もっとも、私が楽しく感じないというだけで、「バイオハザード」シリーズの「ザ・マーセナリーズ」や「CALL OF DUTY」シリーズの「ゾンビモード」は大好きという人なら楽しめるのではないかと思います。
ここまで本作についてあれこれと見てきたように、オープンワールドの作り込みやメインミッション、サイドミッション、収集系、ストーリー、人物描写、幽霊・妖怪など、どれをとっても想像をはるかに超えるものに仕上がっています。
オープンワールドアクションアドベンチャーとして一級品であり、「grand theft auto」シリーズ、「ASSASSIN’S CREED」シリーズ、「WATCH DOGS」シリーズに匹敵する作品になっていると言えるでしょう。

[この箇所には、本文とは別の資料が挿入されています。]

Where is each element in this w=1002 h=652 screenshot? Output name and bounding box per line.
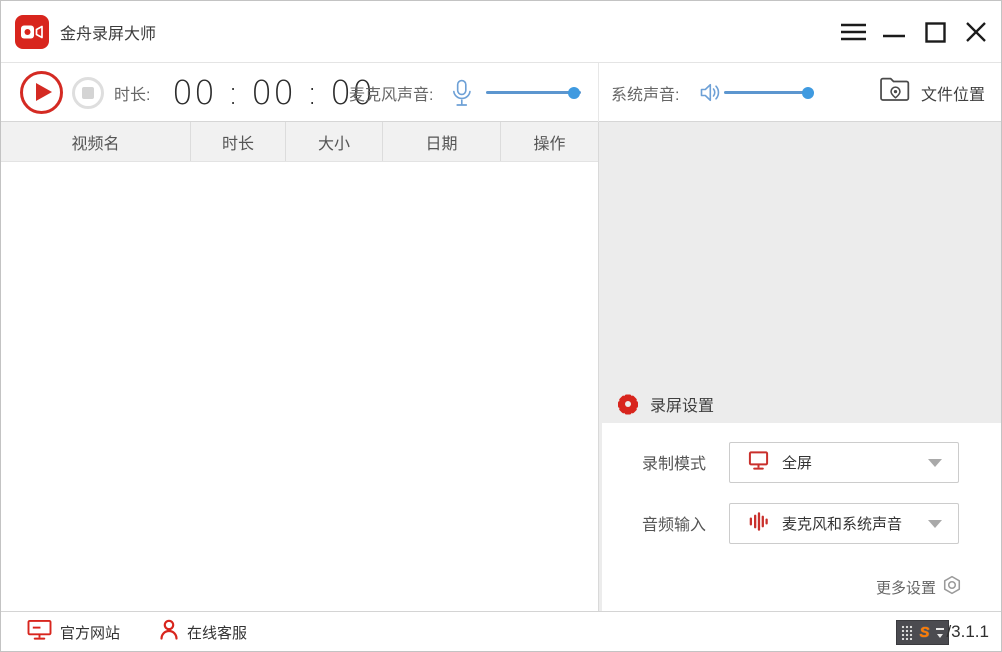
settings-box: 录制模式 全屏 音频输入 麦克风和系统声音 更多设置	[602, 423, 1001, 613]
minimize-icon[interactable]	[879, 17, 909, 47]
main-area: 视频名 时长 大小 日期 操作 录屏设置 录制模式 全屏 音频输入 麦克风和系统…	[1, 122, 1001, 613]
close-icon[interactable]	[961, 17, 991, 47]
system-volume-slider-thumb[interactable]	[802, 86, 814, 99]
record-button[interactable]	[20, 71, 63, 114]
stop-icon	[82, 87, 94, 99]
monitor-icon	[748, 450, 769, 476]
online-support-link[interactable]: 在线客服	[159, 612, 248, 651]
folder-location-icon	[879, 77, 912, 109]
mic-volume-slider-thumb[interactable]	[568, 86, 580, 99]
sogou-s-icon: S	[919, 624, 930, 641]
mic-volume-label: 麦克风声音:	[349, 86, 434, 104]
column-header-video-name: 视频名	[1, 122, 191, 161]
duration-timer: 00 : 00 : 00	[172, 73, 375, 112]
chevron-down-icon	[928, 458, 942, 467]
app-title: 金舟录屏大师	[60, 25, 157, 43]
audio-input-label: 音频输入	[642, 517, 707, 534]
statusbar: 官方网站 在线客服 S /3.1.1	[1, 611, 1001, 651]
toolbar-divider	[598, 63, 599, 122]
titlebar: 金舟录屏大师	[1, 1, 1001, 63]
duration-label: 时长:	[114, 86, 151, 104]
chevron-down-icon	[928, 519, 942, 528]
settings-header: 录屏设置	[617, 392, 714, 416]
version-text: /3.1.1	[946, 622, 989, 641]
microphone-icon	[450, 79, 473, 113]
speaker-icon	[700, 82, 721, 108]
toolbar: 时长: 00 : 00 : 00 麦克风声音: 系统声音: 文件位置	[1, 63, 1001, 122]
more-settings-button[interactable]: 更多设置	[876, 573, 962, 601]
audio-input-value: 麦克风和系统声音	[782, 516, 903, 533]
waveform-icon	[748, 511, 769, 537]
settings-header-label: 录屏设置	[650, 398, 715, 415]
maximize-icon[interactable]	[920, 17, 950, 47]
window-controls	[838, 1, 991, 63]
system-volume-label: 系统声音:	[611, 86, 680, 104]
online-support-label: 在线客服	[187, 624, 248, 642]
column-header-size: 大小	[286, 122, 383, 161]
gear-icon	[617, 393, 639, 415]
table-header-row: 视频名 时长 大小 日期 操作	[1, 122, 598, 162]
mic-volume-slider[interactable]	[486, 86, 581, 99]
official-website-label: 官方网站	[60, 624, 121, 642]
play-icon	[36, 83, 52, 101]
hex-settings-icon	[942, 575, 962, 599]
table-body-empty	[1, 162, 598, 613]
input-method-tray[interactable]: S	[896, 620, 949, 645]
audio-input-dropdown[interactable]: 麦克风和系统声音	[729, 503, 959, 544]
ime-minimize-icon	[936, 627, 944, 638]
app-window: 金舟录屏大师 时长: 00 : 00 : 00 麦克风声音: 系统声音: 文件位…	[0, 0, 1002, 652]
column-header-actions: 操作	[533, 135, 566, 153]
recordings-table: 视频名 时长 大小 日期 操作	[1, 122, 598, 613]
ime-drag-handle-icon	[901, 625, 913, 640]
column-header-date: 日期	[383, 122, 501, 161]
record-mode-value: 全屏	[782, 455, 813, 472]
settings-panel: 录屏设置 录制模式 全屏 音频输入 麦克风和系统声音 更多设置	[598, 122, 1001, 613]
website-monitor-icon	[27, 619, 52, 645]
file-location-button[interactable]: 文件位置	[879, 63, 985, 122]
menu-icon[interactable]	[838, 17, 868, 47]
stop-button[interactable]	[72, 77, 104, 109]
file-location-label: 文件位置	[920, 86, 985, 104]
person-icon	[159, 619, 179, 645]
official-website-link[interactable]: 官方网站	[27, 612, 121, 651]
app-logo-camera-icon	[15, 14, 49, 49]
more-settings-label: 更多设置	[875, 579, 936, 597]
record-mode-dropdown[interactable]: 全屏	[729, 442, 959, 483]
column-header-duration: 时长	[191, 122, 286, 161]
system-volume-slider[interactable]	[724, 86, 814, 99]
record-mode-label: 录制模式	[642, 456, 707, 473]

そして、オープンワールドアクションアドベンチャーとして一級品であるだけでなく、テレビゲーム史に名を残す傑作と言っても過言ではありません。
Tango Gameworksが標榜する世界に誇れるような日本のゲームとして胸を張れる存在になっているわけです。
アクティブなXboxユーザーの多くが加入する「Xbox Game Pass」で手軽にプレイすることができますし、ぜひともこの圧倒的なスケール感を味わってほしいと思います。